The first-year graduate student hadn’t given the NSF fellowship much thought prior to last year and was still on the fence about applying as a first-year — a second-year student’s resume would be more competitive, he thought. But at the encouragement of his colleagues and friends, he painstakingly refined his application and submitted it last fall.
“I devoted each day leading up to the deadline to fine-tuning my personal statement and research proposal to align with the mission of NSF,” Rhoads said. “I felt so relieved when I clicked the submit button in October. I couldn’t have done it without my peers’ and mentors’ support.”
While he received an award, Rhoads sees the application process as incredibly valuable even in the absence of a financial reward.
“Any prospective applicants should use the GRFP as a chance to reflect upon and highlight their potential as a researcher in STEM and potential to contribute to society,” Rhoads said. “Regardless of the outcome, it will have been an instrumental learning experience for future grant proposals, and the reviewers provide helpful feedback on applications.”
A Gaithersburg, Md. native and University of Maryland alumna, the naturally curious Shannon White has known for a long time that she would study how the body works.

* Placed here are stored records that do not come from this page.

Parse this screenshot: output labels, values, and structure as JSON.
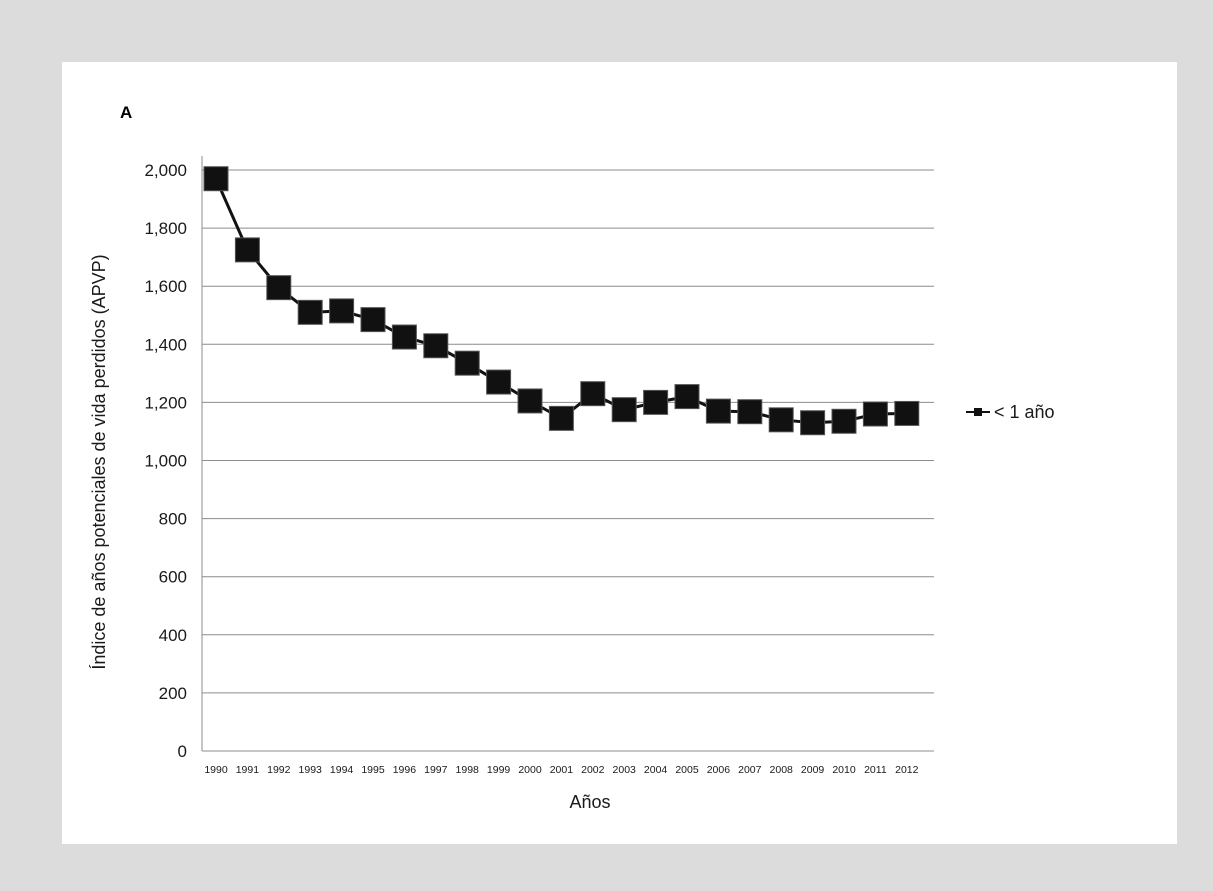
{
  "panel_label": "A",
  "chart_data": {
    "type": "line",
    "xlabel": "Años",
    "ylabel": "Índice de años potenciales de vida perdidos (APVP)",
    "ylim": [
      0,
      2000
    ],
    "yticks": [
      0,
      200,
      400,
      600,
      800,
      1000,
      1200,
      1400,
      1600,
      1800,
      2000
    ],
    "ytick_labels": [
      "0",
      "200",
      "400",
      "600",
      "800",
      "1,000",
      "1,200",
      "1,400",
      "1,600",
      "1,800",
      "2,000"
    ],
    "categories": [
      "1990",
      "1991",
      "1992",
      "1993",
      "1994",
      "1995",
      "1996",
      "1997",
      "1998",
      "1999",
      "2000",
      "2001",
      "2002",
      "2003",
      "2004",
      "2005",
      "2006",
      "2007",
      "2008",
      "2009",
      "2010",
      "2011",
      "2012"
    ],
    "grid": "horizontal",
    "legend_position": "right",
    "series": [
      {
        "name": "< 1 año",
        "color": "#111111",
        "marker": "square",
        "values": [
          1970,
          1725,
          1595,
          1510,
          1515,
          1485,
          1425,
          1395,
          1335,
          1270,
          1205,
          1145,
          1230,
          1175,
          1200,
          1220,
          1170,
          1168,
          1140,
          1130,
          1135,
          1160,
          1162
        ]
      }
    ]
  }
}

Personal experience led her to seek out a Ph.D. in tumor biology.
"I have always been interested in understanding how things work, and I wanted to apply that to disease research," White said. "I gravitated towards cancer research because, like many people, cancer has touched my family. I wanted to contribute to the research behind providing more effective treatment strategies for patients."
White chose Georgetown's Ph.D. program in tumor biology for its commitment to supporting graduate students.
"I chose Georgetown because the faculty in the tumor biology department are extremely supportive and invested in their graduate students, she said. "I knew I would get the best training in this environment."
She is currently work in Dr. Chunling Yi's laboratory, where she studies the Hippo-YAP pathway, a frequently dysregulated pathway involved in a specific type of nervous system cancer. Her work on the topic has been published in the journal Developmental Cell.
"We focus on trying to understand the cellular processes in cancer cells that are governed by this signaling pathway."